Given that Mg²⁺ and propofol can attenuate the isoflurane-induced caspase-3 activation, and the isoflurane-induced caspase-3 activation may result from the isoflurane-induced opening of mPTP, next, we asked whether Mg²⁺ and propofol, the blockers of mPTP opening, can attenuate the isoflurane-induced mPTP opening.

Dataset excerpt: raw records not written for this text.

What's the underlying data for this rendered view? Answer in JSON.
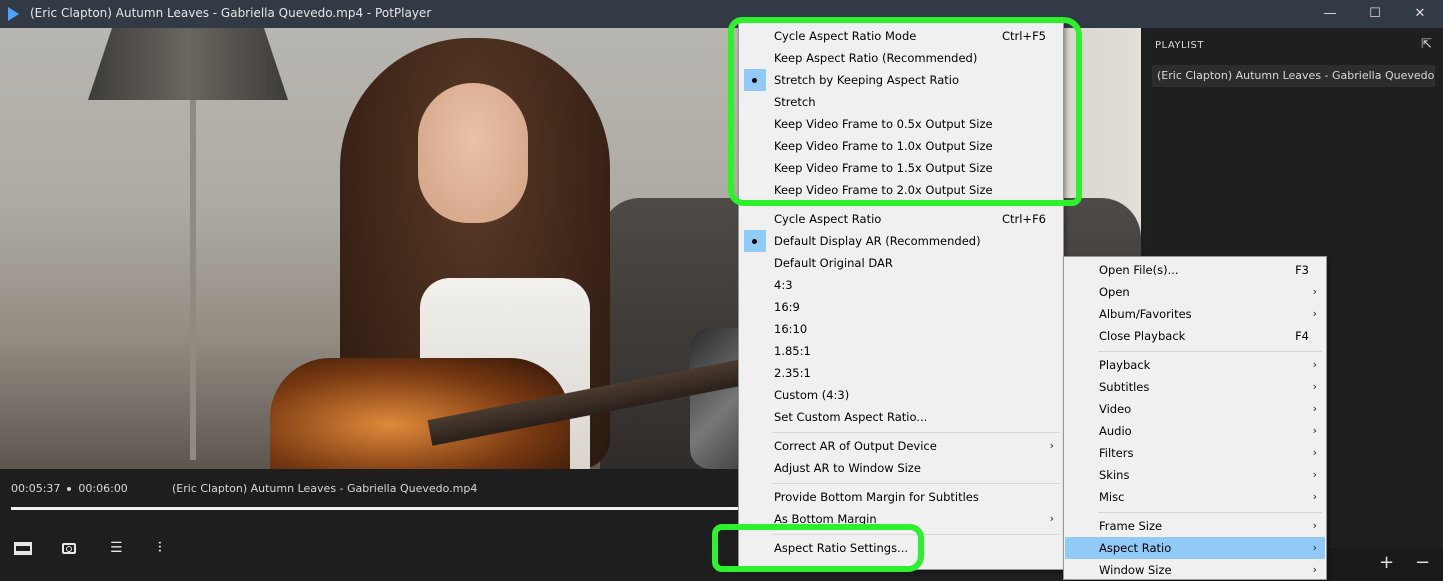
{
  "window": {
    "title": "(Eric Clapton) Autumn Leaves - Gabriella Quevedo.mp4 - PotPlayer",
    "minimize": "—",
    "maximize": "☐",
    "close": "✕"
  },
  "controls": {
    "current_time": "00:05:37",
    "total_time": "00:06:00",
    "file_name": "(Eric Clapton) Autumn Leaves - Gabriella Quevedo.mp4",
    "progress": 0.936
  },
  "playlist": {
    "header": "PLAYLIST",
    "expand_glyph": "⇱",
    "items": [
      "(Eric Clapton) Autumn Leaves - Gabriella Quevedo...."
    ],
    "add": "+",
    "remove": "−"
  },
  "aspect_menu": {
    "items": [
      {
        "label": "Cycle Aspect Ratio Mode",
        "shortcut": "Ctrl+F5"
      },
      {
        "label": "Keep Aspect Ratio (Recommended)"
      },
      {
        "label": "Stretch by Keeping Aspect Ratio",
        "checked": true
      },
      {
        "label": "Stretch"
      },
      {
        "label": "Keep Video Frame to 0.5x Output Size"
      },
      {
        "label": "Keep Video Frame to 1.0x Output Size"
      },
      {
        "label": "Keep Video Frame to 1.5x Output Size"
      },
      {
        "label": "Keep Video Frame to 2.0x Output Size"
      },
      {
        "label": "Cycle Aspect Ratio",
        "shortcut": "Ctrl+F6"
      },
      {
        "label": "Default Display AR (Recommended)",
        "checked": true
      },
      {
        "label": "Default Original DAR"
      },
      {
        "label": "4:3"
      },
      {
        "label": "16:9"
      },
      {
        "label": "16:10"
      },
      {
        "label": "1.85:1"
      },
      {
        "label": "2.35:1"
      },
      {
        "label": "Custom (4:3)"
      },
      {
        "label": "Set Custom Aspect Ratio..."
      },
      {
        "label": "Correct AR of Output Device",
        "submenu": true
      },
      {
        "label": "Adjust AR to Window Size"
      },
      {
        "label": "Provide Bottom Margin for Subtitles"
      },
      {
        "label": "As Bottom Margin",
        "submenu": true
      },
      {
        "label": "Aspect Ratio Settings..."
      }
    ]
  },
  "main_menu": {
    "items": [
      {
        "label": "Open File(s)...",
        "shortcut": "F3"
      },
      {
        "label": "Open",
        "submenu": true
      },
      {
        "label": "Album/Favorites",
        "submenu": true
      },
      {
        "label": "Close Playback",
        "shortcut": "F4"
      },
      {
        "label": "Playback",
        "submenu": true
      },
      {
        "label": "Subtitles",
        "submenu": true
      },
      {
        "label": "Video",
        "submenu": true
      },
      {
        "label": "Audio",
        "submenu": true
      },
      {
        "label": "Filters",
        "submenu": true
      },
      {
        "label": "Skins",
        "submenu": true
      },
      {
        "label": "Misc",
        "submenu": true
      },
      {
        "label": "Frame Size",
        "submenu": true
      },
      {
        "label": "Aspect Ratio",
        "submenu": true,
        "highlighted": true
      },
      {
        "label": "Window Size",
        "submenu": true
      }
    ]
  },
  "colors": {
    "annotation": "#2df12d",
    "menu_highlight": "#91c9f7",
    "title_bar": "#323a46"
  }
}
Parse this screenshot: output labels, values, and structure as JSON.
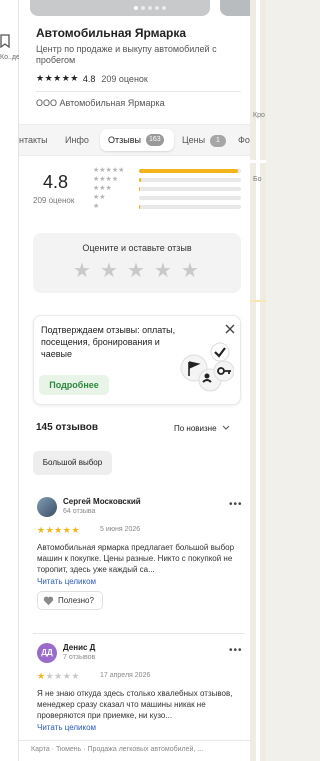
{
  "left_strip": {
    "label": "Ко..де"
  },
  "map": {
    "label_1": "Кро",
    "label_2": "Бо"
  },
  "header": {
    "title": "Автомобильная Ярмарка",
    "subtitle": "Центр по продаже и выкупу автомобилей с пробегом",
    "rating_stars": "★★★★★",
    "rating_value": "4.8",
    "rating_count": "209 оценок",
    "org_name": "ООО Автомобильная Ярмарка",
    "photo_count_dots": 5
  },
  "tabs": {
    "contacts": "нтакты",
    "info": "Инфо",
    "reviews": "Отзывы",
    "reviews_badge": "163",
    "prices": "Цены",
    "prices_badge": "1",
    "photos": "Фо"
  },
  "rating_summary": {
    "value": "4.8",
    "count": "209 оценок",
    "distribution": [
      {
        "stars": "★★★★★",
        "fraction": 0.97
      },
      {
        "stars": "★★★★",
        "fraction": 0.02
      },
      {
        "stars": "★★★",
        "fraction": 0.01
      },
      {
        "stars": "★★",
        "fraction": 0.0
      },
      {
        "stars": "★",
        "fraction": 0.01
      }
    ]
  },
  "rate_box": {
    "title": "Оцените и оставьте отзыв",
    "stars": [
      "★",
      "★",
      "★",
      "★",
      "★"
    ]
  },
  "promo": {
    "text": "Подтверждаем отзывы: оплаты, посещения, бронирования и чаевые",
    "button": "Подробнее"
  },
  "reviews": {
    "count": "145 отзывов",
    "sort": "По новизне",
    "chip": "Большой выбор",
    "items": [
      {
        "name": "Сергей Московский",
        "sub": "64 отзыва",
        "stars": "★★★★★",
        "rating": 5,
        "date": "5 июня 2026",
        "text": "Автомобильная ярмарка предлагает большой выбор машин к покупке. Цены разные. Никто с покупкой не торопит, здесь уже каждый са...",
        "more": "Читать целиком",
        "helpful": "Полезно?",
        "menu": "•••"
      },
      {
        "name": "Денис Д",
        "initials": "ДД",
        "sub": "7 отзывов",
        "stars": "★★★★★",
        "rating": 1,
        "date": "17 апреля 2026",
        "text": "Я не знаю откуда здесь столько хвалебных отзывов, менеджер сразу сказал что машины никак не проверяются при приемке, ни кузо...",
        "more": "Читать целиком",
        "menu": "•••"
      }
    ]
  },
  "footer": {
    "breadcrumbs": "Карта · Тюмень · Продажа легковых автомобилей, ..."
  },
  "colors": {
    "star": "#f3b41a",
    "star_muted": "#c9c9c9",
    "link": "#2a5ab8",
    "promo_green": "#2c8a3c"
  }
}
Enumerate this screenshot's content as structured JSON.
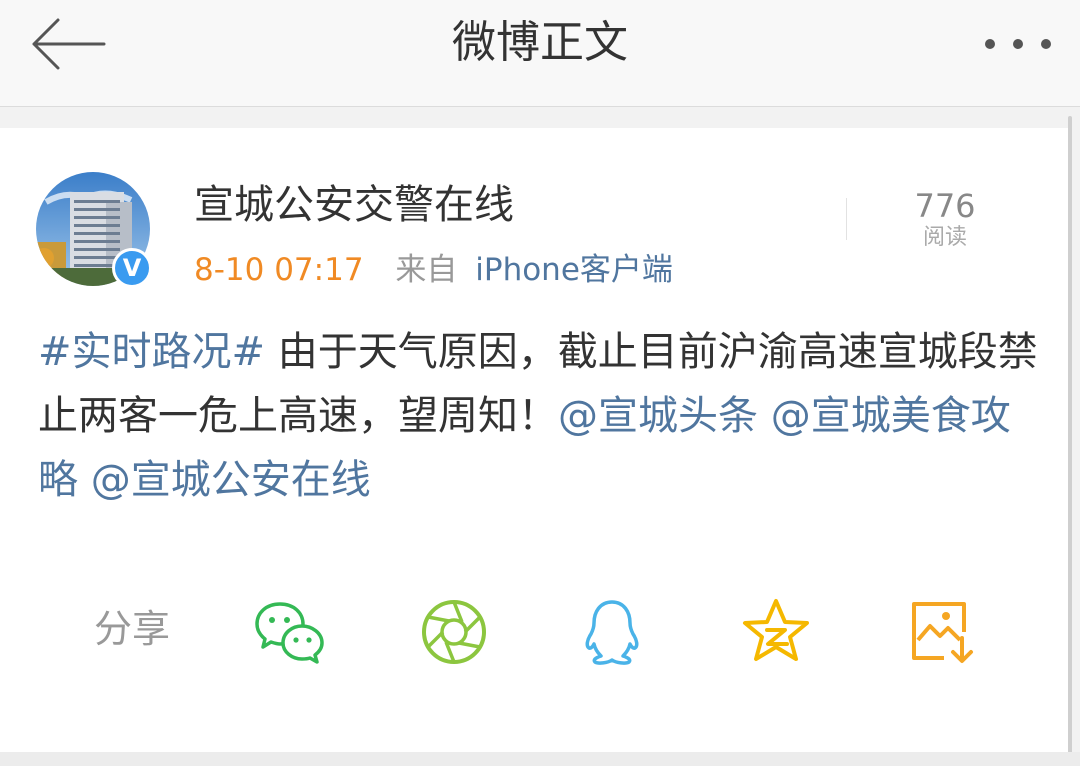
{
  "header": {
    "title": "微博正文",
    "back_icon": "arrow-left-icon",
    "more_icon": "more-dots-icon"
  },
  "post": {
    "author": "宣城公安交警在线",
    "time": "8-10 07:17",
    "source_prefix": "来自",
    "source_client": "iPhone客户端",
    "read_count": "776",
    "read_label": "阅读",
    "topic": "#实时路况#",
    "text": " 由于天气原因，截止目前沪渝高速宣城段禁止两客一危上高速，望周知！",
    "mentions": [
      "@宣城头条",
      "@宣城美食攻略",
      "@宣城公安在线"
    ]
  },
  "share": {
    "label": "分享",
    "targets": [
      {
        "name": "wechat-icon",
        "color": "#34b955"
      },
      {
        "name": "moments-icon",
        "color": "#8cc63f"
      },
      {
        "name": "qq-icon",
        "color": "#4ab3e8"
      },
      {
        "name": "qzone-icon",
        "color": "#f5b800"
      },
      {
        "name": "save-image-icon",
        "color": "#f5a623"
      }
    ]
  },
  "colors": {
    "link": "#50769f",
    "time": "#f08a24",
    "verified": "#3a9bf0"
  }
}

Flow cytometric analysis of calceinAM and cobalt showed that the treatment with 50 μM Mg²⁺ (Figure 4, peak 3) led to reductions in the isoflurane-induced mPTP opening (Figure 4, peak 2), as evidenced by the right-shift of the curve, whereas the Mg²⁺ treatment alone did not affect the opening of mPTP in H4-APP cells (data not shown). Next, we found that the treatment with 50 μM propofol (Figure 5, peak 3) led to reductions in the isoflurane-induced mPTP opening (Figure 5, peak 2), whereas the propofol treatment alone did not affect the opening of mPTP in H4-APP cells (data not shown). Taken together, these findings suggested that Mg²⁺ and propofol may mitigate the isoflurane-induced caspase-3 activation by inhibiting the isoflurane-induced opening of mPTP.